Bishop Abel Gabuza Warns on Water for Mining
Pope Francis has often emphasised that water is God’s precious treasure to humanity and should, therefore, be protected.
Bishop Abel Gabuza of the Southern African Catholic Bishops’ Conference’s Justice and Peace Commission (J&P) has called on the new minister of mineral resources to prioritise environmental challenges associated with mining, especially the protection of water against the pursuit of short-term economic gains in the mining industry.
Addressing department of mineral resources head Gwede Mantashe, Bishop Gabuza urged the department to take an active and decisive role in addressing the environmental challenges associated with the extractive industry, especially issues of mine water-management.
As Mr Mantashe took office, J&P appealed to him to exercise his discretion under Section 49 of the Minerals and Petroleum Resources Development Act to prohibit the granting of any prospecting and mining rights in designated water-catchment areas and other areas of critical biodiversity importance.
The Marico River Catchment
Applications for mining and prospecting have, for example, been authorised for the Marico River catchment, which provides water to thousands of people in the country.
J&P is deeply concerned about the irreversible environmental consequences of such practices, which are often undertaken in favour of short-term economic returns.
Bishop Gabuza said that in a country which is now struggling with severe drought and other climate change problems, it is ethically irresponsible not to consider mining and other activities which have the potential to negatively affect the country’s water and food-security systems.
J&P also asked Mr Mantashe to work with other departments to close policy and enforcement gaps in relation to mine closures, especially in the coal and gold mines, which have significant water issues.

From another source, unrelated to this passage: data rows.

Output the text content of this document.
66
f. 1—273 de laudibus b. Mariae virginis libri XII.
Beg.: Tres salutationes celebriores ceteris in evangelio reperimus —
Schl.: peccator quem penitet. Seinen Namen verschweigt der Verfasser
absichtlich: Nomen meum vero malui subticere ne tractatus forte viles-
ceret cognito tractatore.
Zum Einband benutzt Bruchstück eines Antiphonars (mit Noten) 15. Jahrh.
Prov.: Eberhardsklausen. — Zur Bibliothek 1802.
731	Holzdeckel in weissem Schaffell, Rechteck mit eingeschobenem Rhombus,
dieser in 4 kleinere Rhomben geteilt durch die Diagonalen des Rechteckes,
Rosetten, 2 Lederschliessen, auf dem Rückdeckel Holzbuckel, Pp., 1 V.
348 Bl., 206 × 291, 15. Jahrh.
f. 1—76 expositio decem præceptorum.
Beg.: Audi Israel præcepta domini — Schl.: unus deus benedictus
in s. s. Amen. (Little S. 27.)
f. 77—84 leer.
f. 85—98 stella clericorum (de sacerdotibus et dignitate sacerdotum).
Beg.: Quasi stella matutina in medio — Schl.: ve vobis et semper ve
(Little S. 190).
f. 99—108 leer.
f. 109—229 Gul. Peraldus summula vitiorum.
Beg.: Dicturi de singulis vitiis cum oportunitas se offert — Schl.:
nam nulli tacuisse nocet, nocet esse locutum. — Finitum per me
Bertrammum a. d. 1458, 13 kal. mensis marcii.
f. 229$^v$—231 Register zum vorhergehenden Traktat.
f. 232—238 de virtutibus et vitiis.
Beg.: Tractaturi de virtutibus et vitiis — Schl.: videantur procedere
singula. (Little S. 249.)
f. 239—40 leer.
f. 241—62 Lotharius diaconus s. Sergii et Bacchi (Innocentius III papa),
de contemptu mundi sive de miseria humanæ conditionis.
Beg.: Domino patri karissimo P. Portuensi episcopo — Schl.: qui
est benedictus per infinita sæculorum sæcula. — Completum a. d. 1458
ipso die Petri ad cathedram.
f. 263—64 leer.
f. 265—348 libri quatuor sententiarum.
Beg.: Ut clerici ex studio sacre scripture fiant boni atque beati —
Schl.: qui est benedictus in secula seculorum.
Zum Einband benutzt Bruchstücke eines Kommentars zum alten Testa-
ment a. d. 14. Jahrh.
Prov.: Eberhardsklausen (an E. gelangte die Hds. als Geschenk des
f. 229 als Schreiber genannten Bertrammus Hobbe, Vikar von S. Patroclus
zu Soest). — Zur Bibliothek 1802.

Decisive action is required to stop companies that offload and sell off marginal mines to small companies during the end of a mine’s life as an integral part of their closure strategies.
“The water crisis in Western Cape should send a warning both to the government and ourselves and our families that we need critical action to save and protect water as a scarce resource and as God’s precious gift to our nation,” Bishop Gabuza said.